Ein Drittel der Studierenden bricht den Bachelor ab. Hohe Leistungsanforderungen, Langeweile und die Sehnsucht nach praktischer Arbeit sind die Hauptursachen. Wie fühlt es sich an, der Uni den Rücken zu kehren?
Nach fünf Semestern hatte Melanie genug. Ihr Studium der Regionalstudien Asien/Afrika wurde einfach zu teuer – das BAföG war ausgelaufen. Um über die Runden zu kommen, hatte sie schon während des Studiums in der Gastronomie gearbeitet. „Ich wusste, dass ich müde werde“, sagt sie rückblickend. Hilfe holte sie sich bei einer Beratungsstelle an der HU. Hier fühlte sie sich verstanden: „Die haben mir dort ein gutes Gefühl vermittelt, mir Möglichkeiten aufgezeigt und waren auch eine emotionale Hilfe.“ Stephan Schneider arbeitet für das Berufsinformationszentrum (BIZ) der Arbeitsagentur Mitte. Sein Job ist es, Studienabbrecher*innen zu beraten. Einmal im Monat bietet er gemeinsam mit einem Vertreter der HU eine Infoveranstaltung im BIZ an. Am rundem Tisch hört er genau zu, beantwortet noch die zehnte Frage geduldig und zeigt individuelle Lösungsvorschläge auf.
„Es war zu theoretisch!“
Bei Marcels Studienabbruch ging es weniger um Geld als um Langeweile. Rückblickend waren die Fächer Informatik und Pädagogik einfach nicht das richtige für ihn. Weder in Zwickau noch in Chemnitz wurde er mit dem Stoff warm. „Es war zu theoretisch“, sagt er heute. Vier Semester hielt Marcel durch, dann reichte es. Ganz ohne Beratung schmiss er sein Studentenleben hin. Ob es eine Beratungsstelle an seiner Uni gegeben habe, wisse er nicht.
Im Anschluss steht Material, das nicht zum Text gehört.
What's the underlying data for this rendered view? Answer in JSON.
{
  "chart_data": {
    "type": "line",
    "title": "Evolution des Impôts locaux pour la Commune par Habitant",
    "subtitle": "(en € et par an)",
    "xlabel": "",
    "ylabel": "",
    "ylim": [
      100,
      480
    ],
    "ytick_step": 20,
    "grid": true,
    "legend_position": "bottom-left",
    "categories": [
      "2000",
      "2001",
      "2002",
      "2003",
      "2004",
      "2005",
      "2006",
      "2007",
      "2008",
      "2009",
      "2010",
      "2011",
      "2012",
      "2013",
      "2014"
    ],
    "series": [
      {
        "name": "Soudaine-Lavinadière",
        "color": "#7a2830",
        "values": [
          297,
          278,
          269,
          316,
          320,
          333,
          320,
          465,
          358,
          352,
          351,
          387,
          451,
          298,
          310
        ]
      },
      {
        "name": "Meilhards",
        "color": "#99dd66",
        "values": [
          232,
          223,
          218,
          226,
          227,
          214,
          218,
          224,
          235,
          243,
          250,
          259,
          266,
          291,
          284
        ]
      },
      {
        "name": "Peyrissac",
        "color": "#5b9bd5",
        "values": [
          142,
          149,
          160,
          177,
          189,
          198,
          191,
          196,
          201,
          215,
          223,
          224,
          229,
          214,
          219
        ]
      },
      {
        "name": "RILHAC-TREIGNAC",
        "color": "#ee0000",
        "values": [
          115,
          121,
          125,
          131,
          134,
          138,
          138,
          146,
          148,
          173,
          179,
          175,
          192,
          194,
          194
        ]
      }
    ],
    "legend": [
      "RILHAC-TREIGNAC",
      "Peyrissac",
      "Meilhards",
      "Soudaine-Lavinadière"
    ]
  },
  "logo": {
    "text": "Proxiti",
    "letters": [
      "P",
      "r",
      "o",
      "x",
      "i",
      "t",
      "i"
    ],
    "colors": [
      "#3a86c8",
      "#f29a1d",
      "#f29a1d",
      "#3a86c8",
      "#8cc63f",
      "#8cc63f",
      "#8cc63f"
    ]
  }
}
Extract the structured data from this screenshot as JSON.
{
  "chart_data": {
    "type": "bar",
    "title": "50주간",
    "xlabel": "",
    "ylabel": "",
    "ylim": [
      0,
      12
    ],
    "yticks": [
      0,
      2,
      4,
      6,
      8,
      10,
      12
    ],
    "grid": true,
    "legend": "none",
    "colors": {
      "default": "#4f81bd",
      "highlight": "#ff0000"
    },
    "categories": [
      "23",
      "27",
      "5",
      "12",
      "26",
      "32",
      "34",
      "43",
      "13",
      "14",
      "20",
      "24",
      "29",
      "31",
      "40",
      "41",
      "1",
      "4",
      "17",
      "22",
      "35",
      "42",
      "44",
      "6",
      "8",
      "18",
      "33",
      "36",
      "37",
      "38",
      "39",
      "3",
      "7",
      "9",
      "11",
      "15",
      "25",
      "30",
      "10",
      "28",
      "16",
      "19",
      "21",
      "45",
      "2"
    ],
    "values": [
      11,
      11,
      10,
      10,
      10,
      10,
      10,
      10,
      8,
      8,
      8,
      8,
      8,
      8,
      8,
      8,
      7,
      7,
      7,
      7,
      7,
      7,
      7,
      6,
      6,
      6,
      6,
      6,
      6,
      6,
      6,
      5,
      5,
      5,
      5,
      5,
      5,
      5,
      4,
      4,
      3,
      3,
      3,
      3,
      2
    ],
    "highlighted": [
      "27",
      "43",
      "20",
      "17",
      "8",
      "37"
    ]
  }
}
Die Professor*innen hätten allerdings immer wieder ihre Hilfe angeboten, wenn es Probleme mit den Anforderungen gab. Das war Marcel aber egal. Aus seinem früheren Nebenjob ergab sich eine Ausbildungsstelle. „Das war ein sinnvoller Übergang“, sagt er. Marcel hat seine Entscheidung nie bereut, er arbeitet heute als Kaufmann im Einzelhandel. Ähnlich klingt das bei Melanie: „Das Studienfach war meine Leidenschaft, aber was ich jetzt mache, ist mein Traum.“ Melanie absolviert eine Ausbildung zur Synchronsprecherin. Nebenbei arbeitet sie aber immer noch in der Gastronomie.
„Wer sich nicht wohlfühlt, soll aufhören!“
„Wenn die Leute unglücklich sind, sollen sie die Ursachen dafür finden“, findet Melanie. Sie rät Studierenden, „die eigenen Grenzen anzuerkennen.“ In ihrem sozialen Umfeld hat sich nichts wesentliches verändert, zu den Freunden von der Uni habe sie nach wie vor Kontakt. Sie rät, sich nicht von den Erwartungen der anderen emotional erpressen zu lassen. Bei Marcel hat sich der Kontakt zu den Kommilitonen verlaufen. „Meine eigene Wahrnehmung auf das frühere Umfeld hat sich verändert“, sagt er.
Dass der Studienabbruch eine persönliche Krise gewesen wäre, verneinen beide. „Wer sich nicht wohlfühlt, soll aufhören!“, rät Marcel. Für ihren weiteren Weg schließen beide nicht aus, dass es sie nochmal an eine Hochschule verschlägt. Wenn es keine finanziellen Schwierigkeiten geben würde, sagt Melanie, könnte sie es sich nochmal vorstellen. Das gleiche gilt für Marcel, allerdings sollte das Studium diesmal berufsbezogen sein. Eine Welt ist für beide nicht untergegangen. Im Gegenteil: Sie haben es geschafft, erneut Fuß zu fassen.